Wine buying seems especially rooted in habit, though. According to Dan Jago, CEO of Berry Bros & Rudd, their bestselling wine is Good Ordinary Claret, which, admirably, ticks all the boxes for being a wine that’s reasonably priced (for Berry’s), will please most of your friends and go with practically everything. We all need any day and everyday wines, especially now that dry January is almost over and we can enjoy the occasional glass.

Where else to find them? Well, Lidl has just released one of its limited-edition selections, which, as usual, is both interesting and well priced. Alsace wines get a bit of a bum rap for being off-dry, but if you like a smooth, dry, chardonnay-like white, Ernest Wein Pinot Blanc (£6.99, 12.5%) will appeal hugely. Lidl also has a couple of nice Italian whites: Corte alle Mura Vernaccia di San Gimignano (£6.99, 12.5%) and the £5.99 grecanico listed below, and two £4.99 reds that I think even my friend would be unable to resist – the Grignan-Les Adhémar, also below, and the 13% Bellanova Rosso Salento.

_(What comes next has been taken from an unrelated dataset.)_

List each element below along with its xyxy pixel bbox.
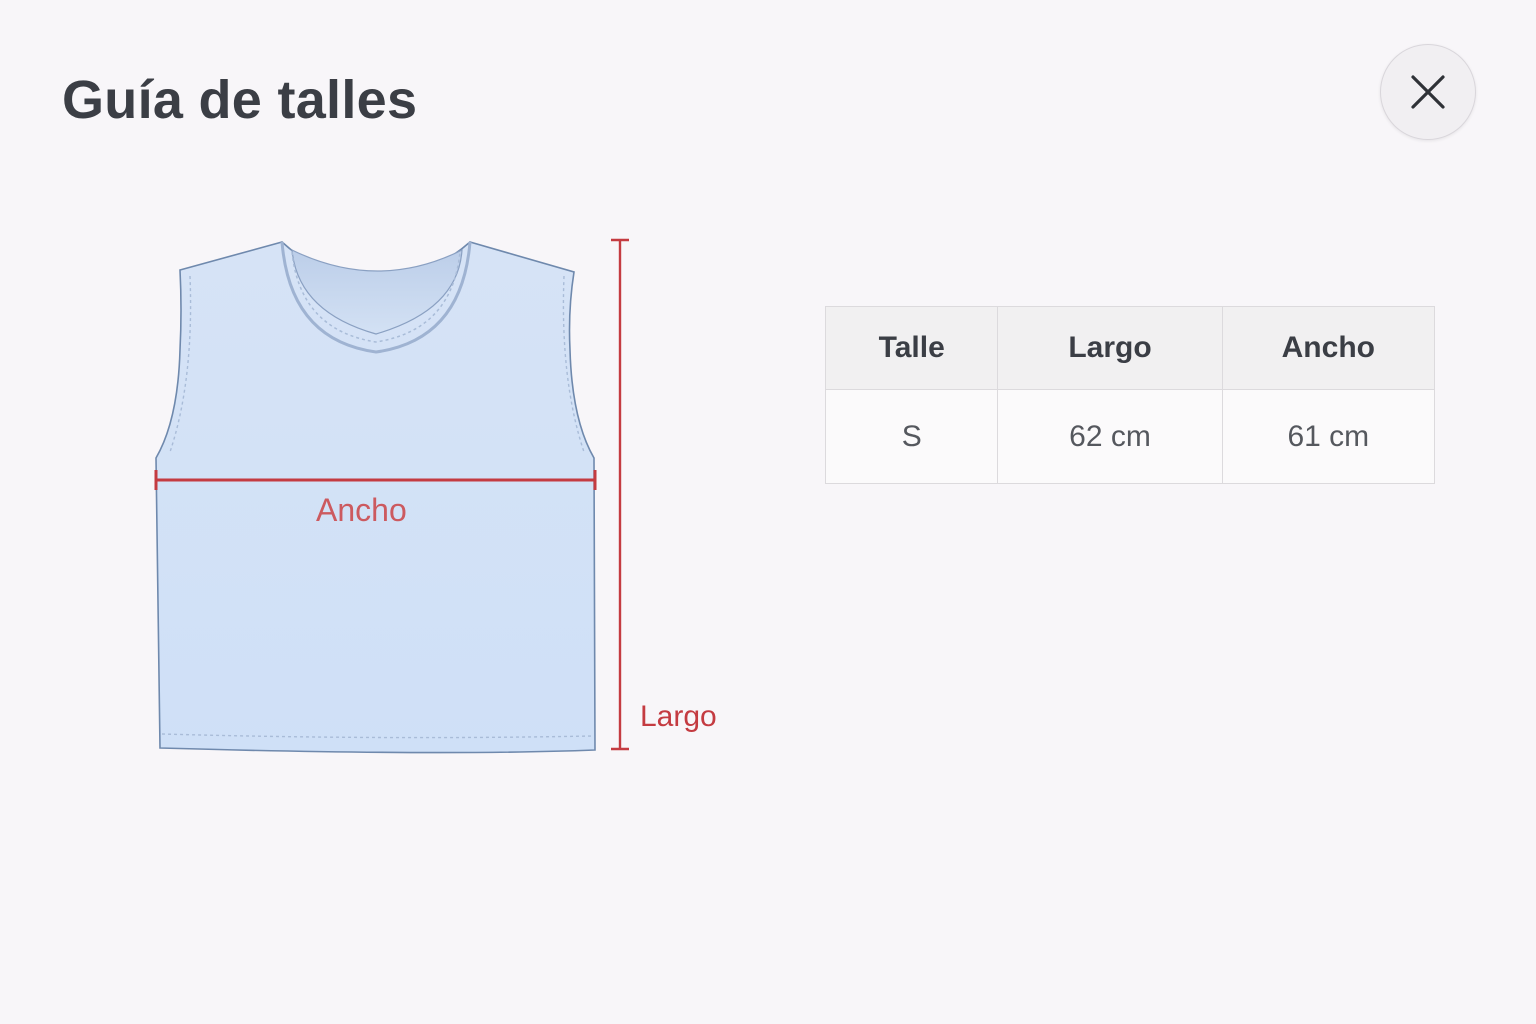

The other downside to the automatic reordering strategy is that most wines are not the same from one harvest to another, which, for oenophiles, is all part of their appeal. For others, though, it can be frustrating. Big brands do their best to even out vintage variations, but I would caution against plunging in and ordering a full case of a new vintage without tasting it first – unless, that is, you know the producer and it’s in such short supply that you’ll miss out altogether if you don’t.